Cutting the Deficit by Cultivating Growth

David Leonhardt argues in the New York Times that the most important factor behind the budget surplus of 1999 was economic growth. He gives some of the credit for this to Presidents George H. W. Bush and Bill Clinton and their decisions to raise personal income tax rates:

Yes, the government became more fiscally conservative in the 1990s. Both President George H. W. Bush (who doesn’t get enough credit) and President Bill Clinton, working with Congress, raised taxes to attack the 1980s deficits.

But those tax increases were the second most important reason for the surpluses that followed. The most important was the fact that the economy grew more rapidly than expected. The faster growth pushed up incomes and caused more tax revenue to flow into the Treasury.

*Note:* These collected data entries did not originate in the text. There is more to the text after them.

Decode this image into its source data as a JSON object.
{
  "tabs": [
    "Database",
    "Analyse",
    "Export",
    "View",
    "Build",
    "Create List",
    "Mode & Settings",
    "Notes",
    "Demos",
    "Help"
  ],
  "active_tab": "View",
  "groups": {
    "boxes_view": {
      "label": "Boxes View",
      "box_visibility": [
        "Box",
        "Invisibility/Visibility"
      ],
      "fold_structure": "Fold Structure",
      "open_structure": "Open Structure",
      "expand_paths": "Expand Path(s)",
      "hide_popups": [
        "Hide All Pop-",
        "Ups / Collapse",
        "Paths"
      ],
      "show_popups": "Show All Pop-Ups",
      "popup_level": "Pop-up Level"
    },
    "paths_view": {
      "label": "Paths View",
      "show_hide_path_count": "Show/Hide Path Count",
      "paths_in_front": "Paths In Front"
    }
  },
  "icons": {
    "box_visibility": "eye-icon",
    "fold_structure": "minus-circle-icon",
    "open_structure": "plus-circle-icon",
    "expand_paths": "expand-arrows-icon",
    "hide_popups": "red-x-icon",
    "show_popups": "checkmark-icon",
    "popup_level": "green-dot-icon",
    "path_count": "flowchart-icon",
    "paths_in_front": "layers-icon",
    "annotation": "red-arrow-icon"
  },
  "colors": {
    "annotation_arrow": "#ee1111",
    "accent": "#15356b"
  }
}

But, strangely, he doesn’t ask what triggered the growth at the end of the decade. Here is one answer: the capital gain tax cut of 1997, when Congress passed a tax-relief and deficit-reduction bill and President Clinton signed it. Among other things, the bill lowered the top capital-gains tax rate from 28 percent to 20 percent; established Roth IRAs and increased the income limits for deductible IRAs; established education IRAs and phased in a 15-cent-per-pack increase in the cigarette tax. It is the reduction in the capital-gains tax that should get some of the credit for the economic boom and the surplus that followed.

Veronique de Rugy is a senior research fellow at the Mercatus Center at George Mason University.